Martedì 10 aprile 2018, dopo la scomparsa avvenuta nel 2011 di Renato Gandolfi, ci ha salutato per sempre il secondo e ultimo superstite del Grande Torino… Sauro Tomà. Nato nello spezzino, il 4 dicembre 1925, difensore, seppur capace di ricoprire, se necessario, il ruolo di mediano, venne ingaggiato dal Torino nell’estate del 1947, su espressa volontà del presidente del sodalizio piemontese Ferruccio Novo, e con i granata vi rimase quattro stagioni collezionando settantasette presenze e conquistando due Scudetti.
Il pomeriggio del 4 maggio 1949 quando l’aereo sul quale viaggiava il Grande Torino, di ritorno da un’amichevole disputata in Portogallo contro il Benfica organizzata per l’addio al calcio di Ferreira, si schiantò sulla collinetta di Superga che sovrasta il capoluogo piemontese, cancellando per sempre una delle squadre più forti di tutti i tempi, Tomà si salvò sol perché, infortunatosi a un ginocchio, non poté prender parte alla trasferta dei granata in terra lusitana.
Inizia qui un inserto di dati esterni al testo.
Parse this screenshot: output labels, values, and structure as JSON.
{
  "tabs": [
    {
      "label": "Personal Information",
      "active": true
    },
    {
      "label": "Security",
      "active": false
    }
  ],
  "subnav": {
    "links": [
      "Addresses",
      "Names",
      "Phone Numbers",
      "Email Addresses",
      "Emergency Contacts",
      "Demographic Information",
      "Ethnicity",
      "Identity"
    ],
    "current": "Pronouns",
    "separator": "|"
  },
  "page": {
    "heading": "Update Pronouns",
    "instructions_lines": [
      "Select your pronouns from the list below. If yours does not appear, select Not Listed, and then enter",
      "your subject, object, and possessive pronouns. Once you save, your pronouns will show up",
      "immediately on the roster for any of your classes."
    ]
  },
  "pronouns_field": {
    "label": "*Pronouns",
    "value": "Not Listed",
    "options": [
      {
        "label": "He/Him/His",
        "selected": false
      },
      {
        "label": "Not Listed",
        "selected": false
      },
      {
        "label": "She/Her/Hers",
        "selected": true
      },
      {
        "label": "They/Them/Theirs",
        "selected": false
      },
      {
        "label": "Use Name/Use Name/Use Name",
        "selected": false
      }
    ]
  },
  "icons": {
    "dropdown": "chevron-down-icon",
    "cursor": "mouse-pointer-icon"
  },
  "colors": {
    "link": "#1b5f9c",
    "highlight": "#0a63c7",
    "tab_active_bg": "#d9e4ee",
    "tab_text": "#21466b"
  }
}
Due anni dopo l’immane tragedia, che lo segnerà per sempre, si trasferì al Brescia e poi al Bari appendendo le scarpe al chiodo nel 1955, non ancora trentenne, a causa dei perduranti problemi fisici, dopodiché fece ritorno a Torino. Abitava nei pressi del mitico stadio Filadelfia, la Fossa dei Leoni, e da quel tragico lunedì 4 maggio 1949 si è da sempre prodigato ricordando coloro che lui chiamava “i miei fratelli”. Scrisse, inoltre, due libri il più famoso dei quali “Me Grand Turin: storia della squadra di calcio più forte del mondo” è l’unico racconto autobiografico del Grande Torino… il cui undici dell’ungherese Ernest Erbstein sceso in campo a Lisbona, per quella che sarebbe stata l’ultima sfida, recitava… Bacigalupo, Ballarin, Martelli, Grezar, Rigamonti, Castigliano, Menti, Loik, Gabetto, Mazzola, Ossola.